# Rapatrier un document PDF de safari sur ibooks



## julien92 (7 Octobre 2010)

Bonsoir à tous,

J'ai cherché une réponse sur le forum à cette question -surement toute bête- mais en vain.

Je voulais savoir comment quand je surf avec mon ipad sur safari je pouvais "rapatrier" un document pdf dans ibooks.
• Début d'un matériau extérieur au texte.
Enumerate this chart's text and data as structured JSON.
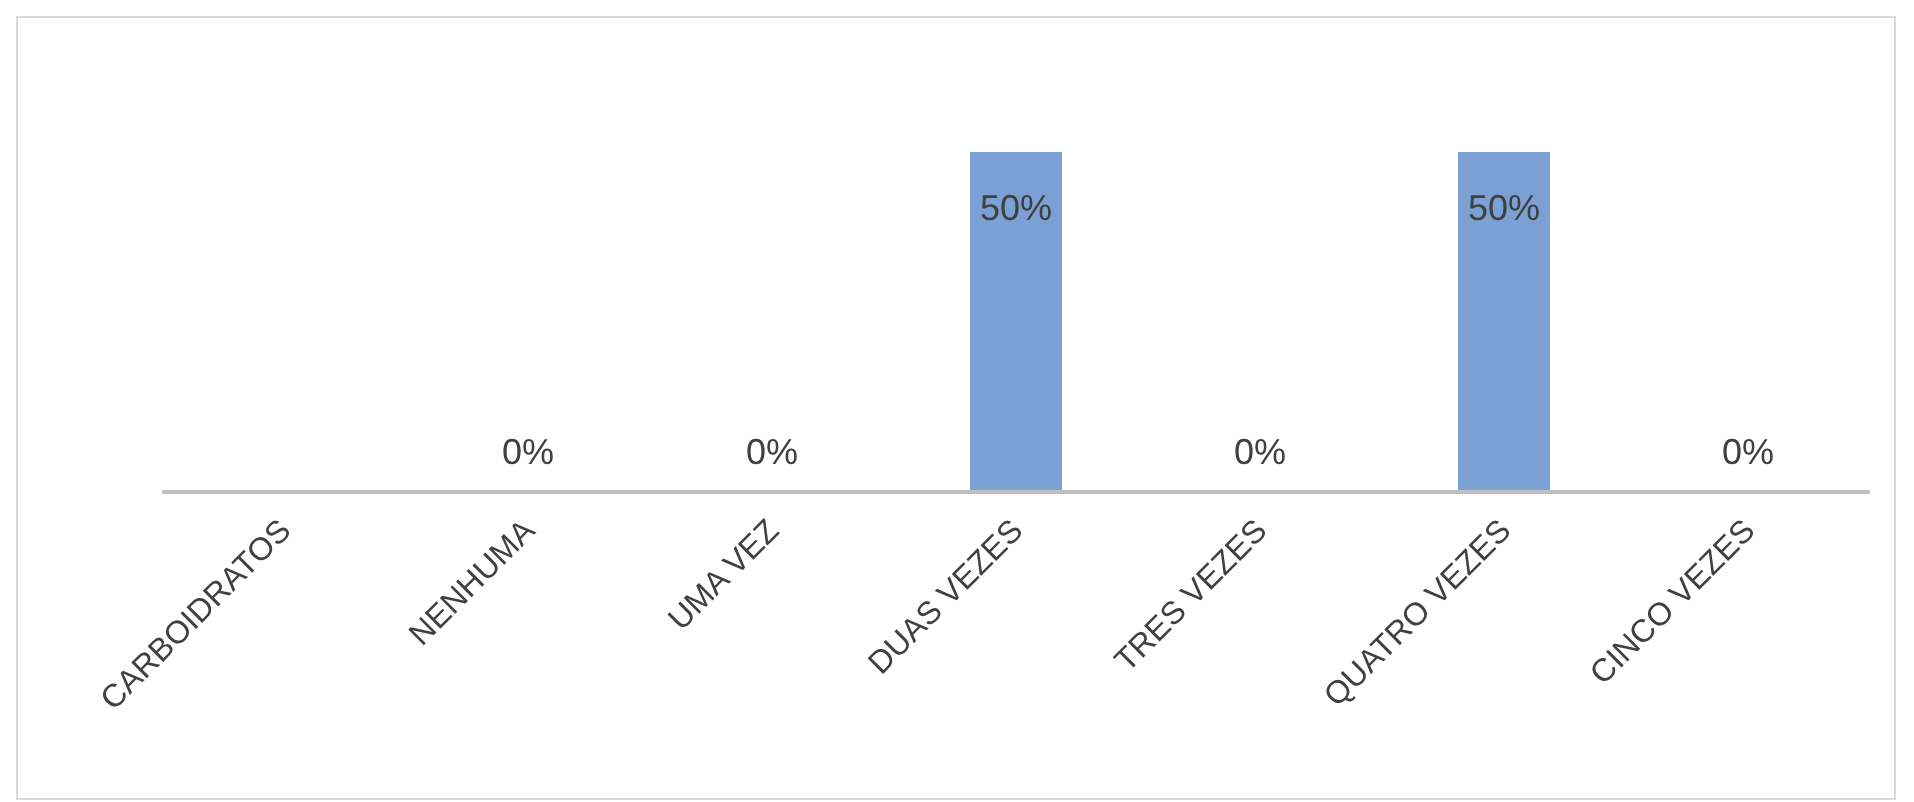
{
  "chart_data": {
    "type": "bar",
    "categories": [
      "CARBOIDRATOS",
      "NENHUMA",
      "UMA VEZ",
      "DUAS VEZES",
      "TRES VEZES",
      "QUATRO VEZES",
      "CINCO VEZES"
    ],
    "values": [
      null,
      0,
      0,
      50,
      0,
      50,
      0
    ],
    "value_labels": [
      null,
      "0%",
      "0%",
      "50%",
      "0%",
      "50%",
      "0%"
    ],
    "color": "#7ba0d4",
    "grid": false,
    "legend": false
  }
}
Sur mon macbook c'est simple, je vais dans le bas de l'écran et l'icône s'affiche... mais la je vois pas du tout !

Merci à tous pour votre aide !

Julien


----------



## salamander (8 Octobre 2010)

Pour ça il faut passer par des applications tierces...

Par exemple avec le très bon goodreader, il te suffit de copier l'adresse du fichier pdf dans Safari, de la coller dans goodreader, et il te le telecharge.
Ensuite tu peux en faire ce que tu veux, comme l'envoyer par mail...etc..


----------



## julien92 (8 Octobre 2010)

Merci pour ton astuce, j'avais déjà goodreader mais j'ignorai complètement cette astuce qui est vraiment super pratique !
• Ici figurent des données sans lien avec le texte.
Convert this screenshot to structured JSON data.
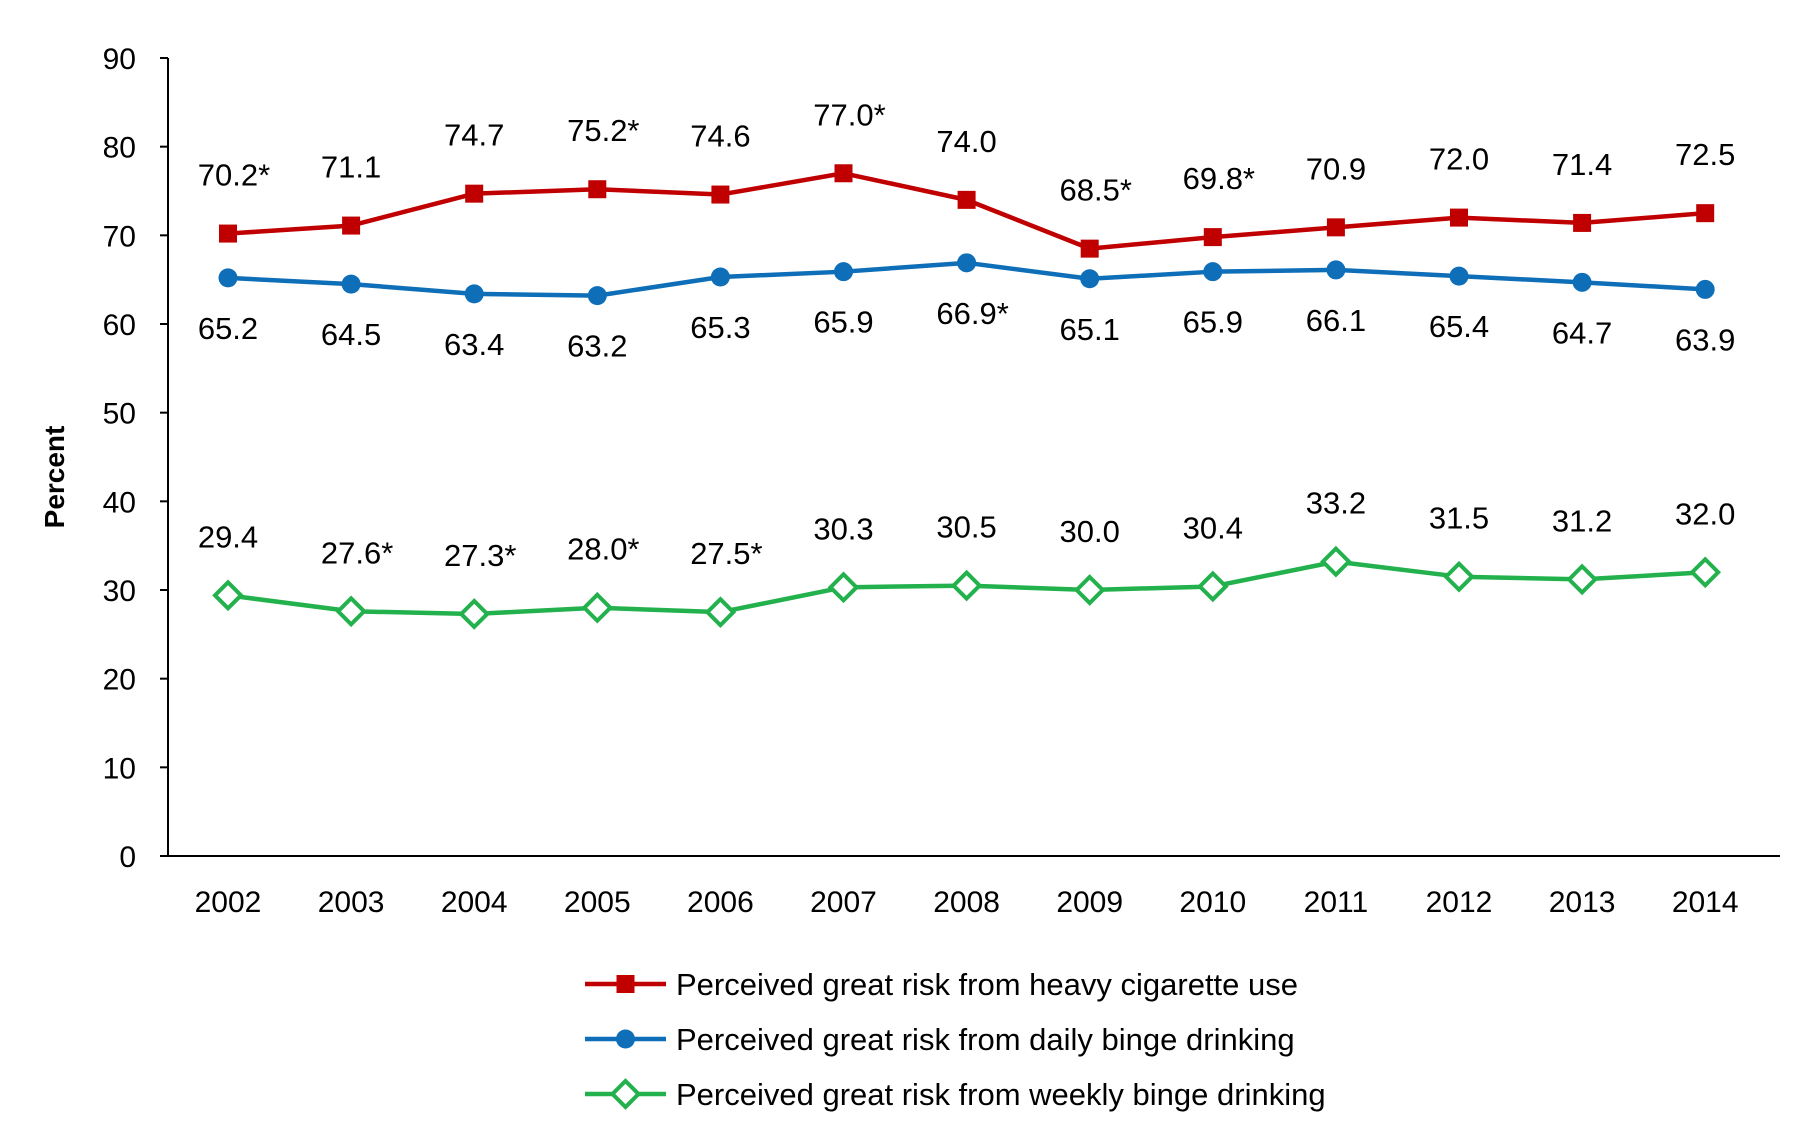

Mais je suis quand même étonné que Apple n'est pas développé une fonction comme celle-ci dans safari ou ibooks de l'ipad....


----------



## salamander (8 Octobre 2010)

C'est plus que prévu en fait. 
Depuis la dernière mise à jour de ios4, sur l'iPhone lorsqu'on ouvre un pdf dans safari, deux nouveaux boutons apparaissent, qui permettent d'ouvrir le pdf avec ibooks, goodreader, ou tout autre lecteur installé. 
Donc voilà, ce sera sur l'ipad à la prochaine mise à jour, d'ici un mois ou deux.


----------